KVSqlite
A powerful, document-oriented SQLite Key-Value store with full-text search, built on better-sqlite3
.
KVSqlite is a high-performance, persistent Key-Value store that directly extends better-sqlite3
. It provides a flexible, MongoDB-like document API on top of SQLite's robust feature set, designed for Node.js applications that need a simple yet powerful local database with advanced features like full-text search and flexible indexing.
✨ Key Features
- Flexible Document-Style API: Seamlessly store and query complex JSON objects. Fixed fields and JSON data are automatically merged.
- Automatic Timestamps:
createdAt
andupdatedAt
fields are automatically managed by database triggers. - Powerful Full-Text Search (FTS5): Integrated support for boolean queries, result ranking, and advanced tokenizers, including pre-packaged Chinese word segmentation.

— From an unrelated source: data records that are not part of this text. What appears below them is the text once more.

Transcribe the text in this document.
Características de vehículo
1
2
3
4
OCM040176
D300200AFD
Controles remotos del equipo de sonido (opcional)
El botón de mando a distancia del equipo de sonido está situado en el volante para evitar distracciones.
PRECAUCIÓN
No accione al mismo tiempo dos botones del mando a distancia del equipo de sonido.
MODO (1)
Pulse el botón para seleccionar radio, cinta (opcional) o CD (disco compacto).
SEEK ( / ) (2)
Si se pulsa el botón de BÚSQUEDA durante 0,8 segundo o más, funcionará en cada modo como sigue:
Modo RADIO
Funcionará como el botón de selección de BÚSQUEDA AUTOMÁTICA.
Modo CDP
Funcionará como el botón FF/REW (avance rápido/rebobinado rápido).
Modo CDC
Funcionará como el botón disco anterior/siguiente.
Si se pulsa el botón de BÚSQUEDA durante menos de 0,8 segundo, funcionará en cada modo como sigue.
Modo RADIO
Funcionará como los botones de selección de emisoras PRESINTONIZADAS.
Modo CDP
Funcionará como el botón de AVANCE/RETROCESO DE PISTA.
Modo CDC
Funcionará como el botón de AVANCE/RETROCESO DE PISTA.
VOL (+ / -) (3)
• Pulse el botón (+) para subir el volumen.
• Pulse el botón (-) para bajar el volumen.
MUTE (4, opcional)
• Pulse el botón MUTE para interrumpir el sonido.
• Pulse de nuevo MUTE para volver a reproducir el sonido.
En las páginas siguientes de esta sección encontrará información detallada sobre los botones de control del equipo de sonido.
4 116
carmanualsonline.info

- Advanced Indexing: Create unique, partial, and JSON indexes for optimized query performance.
- Transactional Integrity: ACID-compliant transactions for reliable data manipulation.
- Extensible: Load custom SQLite extensions and plugins.
📦 Installation
This library requires better-sqlite3
as a peer dependency.
# Using npm
npm install @isdk/kvsqlite better-sqlite3
# Using yarn
yarn add @isdk/kvsqlite better-sqlite3
🚀 Quick Start
The KVSqlite
constructor is identical to better-sqlite3
's Database
constructor. You can pass KVSqlite-specific options in the second argument.
import { KVSqlite } from '@isdk/kvsqlite';
// 1. Initialize the KVSqlite database.
// The constructor is the same as for better-sqlite3's Database.
// Use ':memory:' for an in-memory DB, or a file path for persistence.
const db = new KVSqlite(':memory:');
// By default, a collection named `kv` is created.
// You can operate on it directly from the db instance.
await db.set('some_key', { info: 'default collection data' });
const defaultData = await db.get('some_key');
console.log('Data in default collection:', defaultData);
// 2. Create and use a named collection for structured data (Recommended).
interface User {
_id: string;
name: string;
age: number;
}
// Use the .create() method on the db instance to get a collection.
const users = db.create('users');
// 3. Now, perform operations on the 'users' collection.
const alice: User = {
_id: 'u001',
name: 'Alice',
age: 30,
};
await users.set(alice);
const foundUser = await users.get('u001');
console.log('Found in users collection:', foundUser);
// 4. (Optional) Create collections on initialization.
const dbWithCollections = new KVSqlite(':memory:', {
collections: ['products', 'orders']
});
const products = dbWithCollections.getCollection('products');
await products.set({ _id: 'p1', name: 'Laptop' });
console.log('Found in products collection:', await products.get('p1'));
Advanced Usage
Full-Text Search (FTS5)
Enable FTS5 when creating a collection to perform advanced text searches.
import { KVSqlite } from '@isdk/kvsqlite';
const db = new KVSqlite(':memory:');
const posts = db.create('posts', {
// Enable FTS on creation
fts: true,
});
await posts.bulkDocs([
{ _id: 'p01', content: 'SQLite is a powerful and fast database engine.' },
{ _id: 'p02', content: 'KVSqlite provides a simple API for SQLite.' },
]);
// Search for one or more terms
const results = await posts.searchFts('powerful OR simple');
console.log(results);
Chinese Full-Text Search
KVSqlite comes with a pre-built plugin for Chinese word segmentation.
import { KVSqlite } from '@isdk/kvsqlite';
const db = new KVSqlite(':memory:');
const articles = db.create('articles', {
fts: {
language: 'zh', // Enable the Chinese tokenizer
},
});
await articles.set({ _id: 'a01', content: '数据库是一个非常有用的工具' });
// The search query will be tokenized automatically
const results = await articles.searchFts('数据库 工具');
console.log(results);
Using Custom Fields and Indexes
You can define a fixed schema with typed fields and create indexes for faster queries.
import { KVSqlite } from '@isdk/kvsqlite';
const db = new KVSqlite(':memory:');
const products = db.create('products', {
// Define fixed fields alongside the default '_id' and 'val'
fields: {
category: { type: 'TEXT' },
price: { type: 'REAL' },
},
indexes: [
// Create an index on the 'category' field
{ name: 'category_idx', fields: ['category'] },
// Create a partial index for expensive products
{ name: 'expensive_idx', fields: ['price'], partial: 'price > 1000' },
],
});
await products.set({ _id: 'prod01', category: 'electronics', price: 1200, val: { name: 'Laptop' } });
// This query will be fast due to the index
const electronics = await products.searchEx({ category: 'electronics' });
console.log(electronics);
📚 API Documentation
For a detailed API reference, please see the generated TypeDoc documentation.
📜 License
This project is licensed under the MIT License. See the LICENSE-MIT file for details.